Mr. Raymond Moley has stated that he wrote that acceptance speech. I feel sure he was never aware of the things that happened in connection with it. There were two versions of the speech. Evidently they were somewhat alike, and thus the confusion must have come about. My husband wrote one speech himself, dictated to a stenographer in Chicago over the long-distance telephone from Albany, Franklin, Miss LeHand, Miss Tully and Judge Rosenman taking turns at dictating.

That speech, together with one that Mr. Moley and Mr. Tugwell wrote as an improvement on it, were brought by Louis Howe when he met us at the Chicago airport. As he started to hand both versions to my husband, Franklin said: “Oh, I’ve revised it and have a new draft in my pocket. I have been working on it in the plane.” The one in his pocket was the one he read at the convention, though he read through the others and consented to include one or two things that Louis felt were especially important and that were not in Franklin’s own revised draft.
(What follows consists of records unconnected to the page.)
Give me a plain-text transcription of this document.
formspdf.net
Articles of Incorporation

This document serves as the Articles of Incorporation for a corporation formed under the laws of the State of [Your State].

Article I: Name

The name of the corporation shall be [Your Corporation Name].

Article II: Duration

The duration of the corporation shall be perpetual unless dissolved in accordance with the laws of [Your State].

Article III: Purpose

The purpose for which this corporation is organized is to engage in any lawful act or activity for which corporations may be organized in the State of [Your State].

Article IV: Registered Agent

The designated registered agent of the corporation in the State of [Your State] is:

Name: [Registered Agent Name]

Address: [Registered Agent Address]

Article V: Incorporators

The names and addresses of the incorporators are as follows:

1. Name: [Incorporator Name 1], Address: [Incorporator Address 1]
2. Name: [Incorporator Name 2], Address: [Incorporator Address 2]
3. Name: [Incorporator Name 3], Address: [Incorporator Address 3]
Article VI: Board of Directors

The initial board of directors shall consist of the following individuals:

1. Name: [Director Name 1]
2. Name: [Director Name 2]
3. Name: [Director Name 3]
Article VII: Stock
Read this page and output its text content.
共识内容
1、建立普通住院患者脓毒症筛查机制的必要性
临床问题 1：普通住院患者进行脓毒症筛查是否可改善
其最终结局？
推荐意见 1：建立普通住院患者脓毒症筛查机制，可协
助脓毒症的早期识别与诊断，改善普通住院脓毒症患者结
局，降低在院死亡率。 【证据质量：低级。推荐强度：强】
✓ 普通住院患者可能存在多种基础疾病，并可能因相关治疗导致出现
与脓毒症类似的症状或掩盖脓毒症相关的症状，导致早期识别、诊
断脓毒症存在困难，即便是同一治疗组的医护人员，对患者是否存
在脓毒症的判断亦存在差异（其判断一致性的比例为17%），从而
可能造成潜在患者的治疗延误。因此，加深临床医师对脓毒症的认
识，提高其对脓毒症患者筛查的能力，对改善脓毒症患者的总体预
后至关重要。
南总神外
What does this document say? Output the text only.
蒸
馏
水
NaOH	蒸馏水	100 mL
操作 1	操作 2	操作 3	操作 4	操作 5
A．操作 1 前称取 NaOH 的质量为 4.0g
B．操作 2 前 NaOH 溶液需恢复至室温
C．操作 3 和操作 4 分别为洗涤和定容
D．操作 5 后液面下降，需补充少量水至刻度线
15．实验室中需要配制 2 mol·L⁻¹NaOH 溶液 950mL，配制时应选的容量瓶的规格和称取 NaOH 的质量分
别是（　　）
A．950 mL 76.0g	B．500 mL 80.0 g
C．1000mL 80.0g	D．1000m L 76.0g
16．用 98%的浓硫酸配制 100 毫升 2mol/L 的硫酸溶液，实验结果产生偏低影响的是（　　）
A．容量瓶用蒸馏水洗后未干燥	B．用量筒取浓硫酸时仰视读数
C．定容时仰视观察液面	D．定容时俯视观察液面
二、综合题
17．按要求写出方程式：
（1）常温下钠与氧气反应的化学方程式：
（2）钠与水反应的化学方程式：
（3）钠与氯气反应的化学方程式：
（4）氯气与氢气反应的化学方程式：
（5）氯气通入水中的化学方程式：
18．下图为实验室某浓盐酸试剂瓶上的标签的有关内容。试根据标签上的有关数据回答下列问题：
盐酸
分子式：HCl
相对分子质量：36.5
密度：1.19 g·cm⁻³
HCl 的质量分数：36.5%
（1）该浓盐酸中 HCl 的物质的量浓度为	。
Governor Smith and his family and supporters did not wait to congratulate Franklin but left Chicago immediately. The other candidates stayed and felt less bitter.

In September Franklin started on a long campaign trip across the country. Some of the children accompanied him but I did not join him until he reached Williams, Arizona, on the way home. Fortunately, one or more of the children were always able to be on all the campaign trips, for he loved having some of the family with him. They not only helped to entertain people on the train but also kept him amused, for we made it a family practice to look for funny incidents to make him laugh.

Exhilarated as always by contact with people, Franklin came home from the 1932 campaign trips with a conviction that the depression could be licked. He had an extraordinarily acute power of observation and could judge conditions in any section from the looks of the countryside as he traveled through. From him I learned how to observe from train windows; he would watch the crops, notice how people dressed, how many cars there were and in what condition, and even look at the washing on the clotheslines. When the CCC was set up, he knew, though he never made a note, exactly where work of various kinds was needed.

On the 1932 campaign trips Franklin was impressed by the evidences of our wastefulness, our lack of conservation, our soil erosion; and on what he saw he based his plans for action. But the thing he felt most strongly was that there was a vitality in the people that could be salvaged. I believe it was from his faith in the people that he drew the words of his first inaugural address: “The only thing we have to fear is fear itself.”

The campaign speeches and later the fireside chats, as they came to be known, entailed a great deal of work on Franklin’s part. In the campaigns the subjects were carefully chosen, the places and times to speak discussed with many advisers. Then the research began. Franklin expected the people assigned to this to bring him arguments on both sides of the question, and as much information on the subject as it was possible to gather. He went over all their material carefully and picked out the facts that were to go into the speech; then he gave it to those whom he entrusted with the writing of the first draft. When they brought this back to him, he worked over it with them two or three times.

I have known him, even after a draft had been submitted for literary criticism to the best person who had been asked to help from that point of view, to read the final copy over and over again, put in words or take them out, transpose sentences, and polish it until he knew it by heart and it completely represented his own thought.

I have sometimes been asked what role I played in connection with my husband’s speeches. The answer is that I played no role at all. It is true that he sometimes used parts of letters or paragraphs from articles I gave him to look at; and I often read his speeches before he actually delivered them. But that was the extent of it.

His voice lent itself remarkably to the radio. It was a natural gift, for in his whole life he never had a lesson in diction or public speaking. His voice unquestionably helped him to make the people of the country feel that they were an intelligent and understanding part of every government undertaking during his administration.